Humans on the Korean peninsula originated in the Taedong River basin centring on Pyongyang in the primitive ages.
The fossil bones of animals eaten by apemen and stone implements were unearthed at the Komunmoru remains in Sangwon County, North Hwanghae Province, near Pyongyang. They date back to the former Palaeolithic Age, or one million years. The primitive men lived in groups, forming a primitive community, the first social organization.
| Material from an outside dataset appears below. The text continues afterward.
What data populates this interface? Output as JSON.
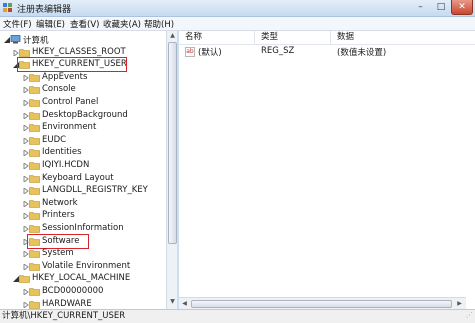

The remains of Ryokpho Man, Tokchon Man and Hwadae Man who had lived in the middle Palaeolithic Age were also discovered. Hwadae Man, who was recently excavated in Soksong-ri, Hwadae County, North Hamgyong Province, was a palaeoanthropic man who had lived 300 000 years ago.
The remains of Sungnisan Man, Mandal Man and Hwangju Man, who were neanthropic men in the later Palaeolithic Age, show the anthropological succession from apemen to palaeoanthropic and neanthropic men in Korea in the primitive ages and provide scientific evidence that the valley of the Taedong River centring on Pyongyang is one of the cradles of humankind.
The Homo sapiens in the Neolithic Age had lived in dugouts, farming and raising domestic animals.
The ancestors of the Korean nation had already entered the Bronze Age in the latter half of the fourth millennium BC and created an advanced ancient civilization, Taedonggang Culture, early in the 30th century BC.
The long primitive ages ended with the emergence of state in the wake of the transition from matriarchy to patriarchy.